Елена Сергеевна. Это не ты. И это не заразно... Просто разумная осторожность...

Булгаков. Дома тоже неспокойно... Там сидеть невозможно, и гулять страшно... Пойдёшь куда-то, неизвестно, — кто окажется за соседним столиком. Как жить?

Вдруг к скамейке подходит невысокий, худой человек лет 37 с горящими глазами, с тростью, в берете, лихо заломленном на ухо, и кудрями, торчащими во все стороны из-под берета.

Человек в берете (странный акцент со смещёнными ударениями). Извините меня, проше... Предмет вашей бе́седы так интересен, что я решил по́зволить се́бе...

Елена Сергеевна и Булгаков переглядываются.

Человек в берете. О! Не бойтеся... не надо! Я просто недавно приехал в Союз, и мне нужно фардинен... зарабатывать... А я вижу, ви люди прилипчивые... приличные... И я решил, что смогу обратиться... Но если я позволил лишнее, аншульдикен мир...

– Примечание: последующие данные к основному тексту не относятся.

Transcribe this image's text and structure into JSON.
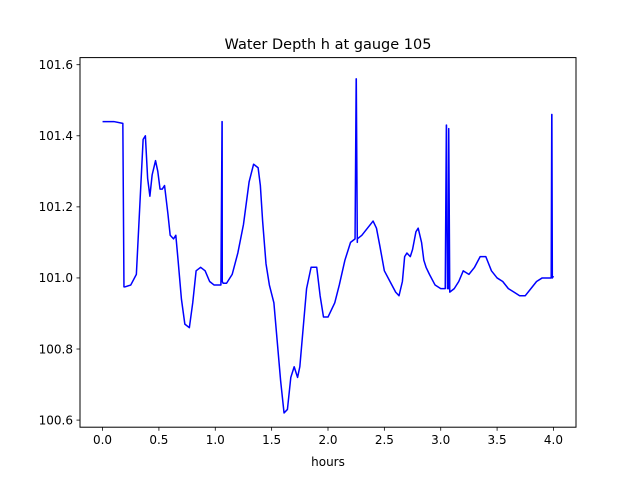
{
  "chart_data": {
    "type": "line",
    "title": "Water Depth h at gauge 105",
    "xlabel": "hours",
    "ylabel": "",
    "xlim": [
      -0.2,
      4.2
    ],
    "ylim": [
      100.58,
      101.62
    ],
    "xticks": [
      0.0,
      0.5,
      1.0,
      1.5,
      2.0,
      2.5,
      3.0,
      3.5,
      4.0
    ],
    "xtick_labels": [
      "0.0",
      "0.5",
      "1.0",
      "1.5",
      "2.0",
      "2.5",
      "3.0",
      "3.5",
      "4.0"
    ],
    "yticks": [
      100.6,
      100.8,
      101.0,
      101.2,
      101.4,
      101.6
    ],
    "ytick_labels": [
      "100.6",
      "100.8",
      "101.0",
      "101.2",
      "101.4",
      "101.6"
    ],
    "grid": false,
    "series": [
      {
        "color": "#0000ff",
        "x": [
          0.0,
          0.1,
          0.18,
          0.19,
          0.2,
          0.25,
          0.3,
          0.33,
          0.36,
          0.38,
          0.4,
          0.42,
          0.44,
          0.47,
          0.49,
          0.51,
          0.53,
          0.55,
          0.58,
          0.6,
          0.63,
          0.65,
          0.67,
          0.7,
          0.73,
          0.77,
          0.8,
          0.83,
          0.87,
          0.91,
          0.95,
          0.99,
          1.02,
          1.05,
          1.06,
          1.061,
          1.062,
          1.07,
          1.1,
          1.15,
          1.2,
          1.25,
          1.3,
          1.34,
          1.38,
          1.4,
          1.42,
          1.45,
          1.48,
          1.52,
          1.55,
          1.58,
          1.61,
          1.64,
          1.67,
          1.7,
          1.73,
          1.75,
          1.78,
          1.81,
          1.85,
          1.9,
          1.93,
          1.96,
          2.0,
          2.03,
          2.06,
          2.1,
          2.15,
          2.2,
          2.24,
          2.25,
          2.251,
          2.26,
          2.261,
          2.3,
          2.35,
          2.4,
          2.43,
          2.46,
          2.5,
          2.55,
          2.6,
          2.63,
          2.66,
          2.68,
          2.7,
          2.73,
          2.75,
          2.78,
          2.8,
          2.83,
          2.85,
          2.87,
          2.9,
          2.95,
          3.0,
          3.04,
          3.05,
          3.051,
          3.06,
          3.07,
          3.071,
          3.08,
          3.12,
          3.16,
          3.2,
          3.25,
          3.3,
          3.35,
          3.4,
          3.45,
          3.5,
          3.55,
          3.6,
          3.65,
          3.7,
          3.75,
          3.8,
          3.85,
          3.9,
          3.95,
          3.98,
          3.985,
          3.986,
          3.99,
          4.0
        ],
        "values": [
          101.44,
          101.44,
          101.435,
          100.975,
          100.975,
          100.98,
          101.01,
          101.2,
          101.39,
          101.4,
          101.28,
          101.23,
          101.29,
          101.33,
          101.3,
          101.25,
          101.25,
          101.26,
          101.18,
          101.12,
          101.11,
          101.12,
          101.05,
          100.94,
          100.87,
          100.86,
          100.93,
          101.02,
          101.03,
          101.02,
          100.99,
          100.98,
          100.98,
          100.98,
          101.44,
          101.44,
          100.99,
          100.985,
          100.985,
          101.01,
          101.07,
          101.15,
          101.27,
          101.32,
          101.31,
          101.26,
          101.16,
          101.04,
          100.98,
          100.93,
          100.82,
          100.71,
          100.62,
          100.63,
          100.72,
          100.75,
          100.72,
          100.75,
          100.86,
          100.97,
          101.03,
          101.03,
          100.95,
          100.89,
          100.89,
          100.91,
          100.93,
          100.98,
          101.05,
          101.1,
          101.11,
          101.56,
          101.56,
          101.1,
          101.11,
          101.12,
          101.14,
          101.16,
          101.14,
          101.09,
          101.02,
          100.99,
          100.96,
          100.95,
          100.99,
          101.06,
          101.07,
          101.06,
          101.08,
          101.13,
          101.14,
          101.1,
          101.05,
          101.03,
          101.01,
          100.98,
          100.97,
          100.97,
          101.43,
          101.43,
          100.97,
          100.97,
          101.42,
          100.96,
          100.97,
          100.99,
          101.02,
          101.01,
          101.03,
          101.06,
          101.06,
          101.02,
          101.0,
          100.99,
          100.97,
          100.96,
          100.95,
          100.95,
          100.97,
          100.99,
          101.0,
          101.0,
          101.0,
          101.46,
          101.46,
          101.0,
          101.005
        ]
      }
    ]
  }
}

Булгаков (нахмурившись, прислушиваясь к акценту). Вы немец?

Человек в берете (почему-то смутившись). Я-то?.. Так... немец, пожалуй... Приехал я из Германии. Я могу ле́чить... От страха... Гипноз...

Булгаков (разочарован, потерял интерес). А, ясно. Но вы извините, я сам сейчас без денег...

Елена Сергеевна. Миша, подожди (человеку). Вы скажите, как вас найти, мы подумаем... Возможно, нам всё же понадобится помощь.

Человек в берете. Я вижу... А деньги скоро будут... Идите в Большой, арбет... И тогда будет время... будут силы... допишите свой роман...

Булгаков вскидывается, смотрит на подошедшего.

Булгаков. Вы кто? Из какого учреждения?

Человек в берете. Ах простите... забыл представить себя вам... Я не из учреждения... Я — Вольф Мессинг... Вот моя визитка...

Булгаков (рассматривает визитку). Странный знак.

Мессинг. Ничего странного. Это просто буква «М», а под нею — «дубль-ве»... Инициалы... Для загадочно́сти...

Булгаков. А вы точно немец?

Мессинг. Не совсем... Потому-то мне и пришлось ехать из Германии...

Булгаков понимающе улыбается. Мессинг кланяется, притронувшись к берету, и уходит по аллее. Елена Сергеевна и Булгаков смотрят ему вслед.

Булгаков. Нет, но откуда он знает про роман?